The Pakistani Army was found training 25 Jaish-e-Mohammed (JeM) terrorists near the Bhawani post in Jammu and Kashmir, according to intelligence sources. The sources claimed that terrorists were being trained at a launch pad by JeM commander Abu Hamza, where eight Baloch Regiments of the Pakistani Army were posted.
After training, the terrorists were meant to go to India from the Rajouri, Poonch, and Jammu side of the border in six groups, the sources said. India has been claiming that terror outfits active in Jammu and Kashmir and Punjab were getting aid from Pakistan-based Jaish-e-Mohammed. The reports of links between Jaish, Jammu and Kashmir-based Hizbul Mujahideen and Punjab-based Khalistani militants have been making the rounds for some time.

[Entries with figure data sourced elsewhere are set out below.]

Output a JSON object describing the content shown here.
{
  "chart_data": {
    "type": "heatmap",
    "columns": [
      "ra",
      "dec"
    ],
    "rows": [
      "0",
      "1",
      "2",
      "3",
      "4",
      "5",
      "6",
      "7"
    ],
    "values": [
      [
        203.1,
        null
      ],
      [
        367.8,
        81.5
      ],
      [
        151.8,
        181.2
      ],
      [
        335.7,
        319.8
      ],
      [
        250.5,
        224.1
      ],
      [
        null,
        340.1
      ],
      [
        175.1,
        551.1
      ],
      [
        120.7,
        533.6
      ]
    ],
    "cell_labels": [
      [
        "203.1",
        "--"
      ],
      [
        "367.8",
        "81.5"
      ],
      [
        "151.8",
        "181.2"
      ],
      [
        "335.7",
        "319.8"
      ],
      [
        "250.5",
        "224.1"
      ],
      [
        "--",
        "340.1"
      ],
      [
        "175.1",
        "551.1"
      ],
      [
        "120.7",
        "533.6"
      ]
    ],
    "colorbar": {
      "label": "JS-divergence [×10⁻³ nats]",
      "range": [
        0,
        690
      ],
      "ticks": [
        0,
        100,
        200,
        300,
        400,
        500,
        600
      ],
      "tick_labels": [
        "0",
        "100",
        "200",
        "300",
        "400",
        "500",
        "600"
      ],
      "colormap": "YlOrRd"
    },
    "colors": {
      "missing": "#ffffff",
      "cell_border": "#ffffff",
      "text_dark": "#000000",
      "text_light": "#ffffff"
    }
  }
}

Khalistani militants are seeking to create a separate country “Khalistan” in the Punjab region as a homeland for Sikhs, while Hizbul Mujahideen is a Kashmiri militant group seeking independence for Kashmir from India. Three terrorists killed in Nagrota in the Jammu region in an encounter on 31 January 2020, also had links with Jaish-e-Mohammed, and Khalistani militants in Punjab.
An overground worker arrested in the 31 January encounter had revealed that a group of terrorists associated with Jaish existed in Amritsar, a city in the Indian state of Punjab that shares a border with Pakistan.